# Wombat



## Herbiev (Feb 24, 2011)

http://emob1237.photobucket.com/albums/ff463/Herbiev1/P2243465.jpg
This is my first build that i have affectionately named wombat. It is heavy,powerful and slow. Around 300 rpm @ 40 psi
Herbie


----------



## kd7fhg (Feb 24, 2011)

Looks good, but where is the video?
Rex


----------



## Brian Rupnow (Feb 24, 2011)

Too bad it doesn't shoot a gun or wave a sword.---Then you could call it the Combat Wombat!!!!


----------



## Artie (Feb 24, 2011)

...... and for those who dont know what a Wombat is. An Aussie marsupial mammal who is "heavy, powerful and slow"..







Able to 'kill' a car with a single (once only, suicide tactic) hit..... actually seen an I beam drop axle in an old prime mover bent solidly after an encounter of the 'Wombat kind'.

An adult Wombat is typically 400 to 450 cm (oops...mm folks :-[)high and a meter long but larger fellas sometimes wander the night. As an aside the Wombat is the largest burrowing animal... and damn they can shift some dirt as he digs his 30 meter tunnel into your lawn...!


----------



## Brian Rupnow (Feb 24, 2011)

Wow!!!---450 Cm high!!! Lets see now, thats 4500 mm. Divided by 25.4 is about 177". Divided by 12 is Uh--14.8 feet. Damn---If them things are almost 15 foot high, I wouldn't want to hit one either!!!


----------



## Metal Butcher (Feb 24, 2011)

Bravo, Very nice work Herbie. :bow:

It looks like you put quite a bit of time into your project.

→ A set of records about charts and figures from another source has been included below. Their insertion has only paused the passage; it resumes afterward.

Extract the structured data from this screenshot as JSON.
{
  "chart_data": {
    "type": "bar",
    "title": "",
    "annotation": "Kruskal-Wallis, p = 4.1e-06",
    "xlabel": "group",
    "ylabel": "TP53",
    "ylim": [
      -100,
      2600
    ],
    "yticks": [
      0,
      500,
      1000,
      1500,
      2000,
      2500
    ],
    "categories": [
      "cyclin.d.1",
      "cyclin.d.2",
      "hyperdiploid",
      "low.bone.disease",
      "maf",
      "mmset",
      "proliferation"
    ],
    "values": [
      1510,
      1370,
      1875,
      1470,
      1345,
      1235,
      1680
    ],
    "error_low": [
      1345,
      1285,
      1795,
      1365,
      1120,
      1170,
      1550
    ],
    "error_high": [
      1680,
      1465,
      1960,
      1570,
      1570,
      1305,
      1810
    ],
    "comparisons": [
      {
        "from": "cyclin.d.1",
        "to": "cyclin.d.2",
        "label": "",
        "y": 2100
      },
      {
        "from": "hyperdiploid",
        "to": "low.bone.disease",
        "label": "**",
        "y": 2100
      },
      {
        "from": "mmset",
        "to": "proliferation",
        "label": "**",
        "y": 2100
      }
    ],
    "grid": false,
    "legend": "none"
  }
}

I really like the quality of workmanship.

-MB


----------



## Artie (Feb 24, 2011)

My apologies Herbie, I forgot to pass on my congrats on a great looking job. Would be fantastic to see a vidoe of it doing its thing.

Artie


----------



## Herbiev (Feb 24, 2011)

Oops. I forgot that wombats are native to Australia. Thanks for the input Artie. And yes Rex, there will be a video in a couple of weeks when I get my new phone with a camera. The wombat is 44 to 45 cms high(15 to 18 inches). Originally the flywheel was way out of balance. Behaved like a kangaroo.


----------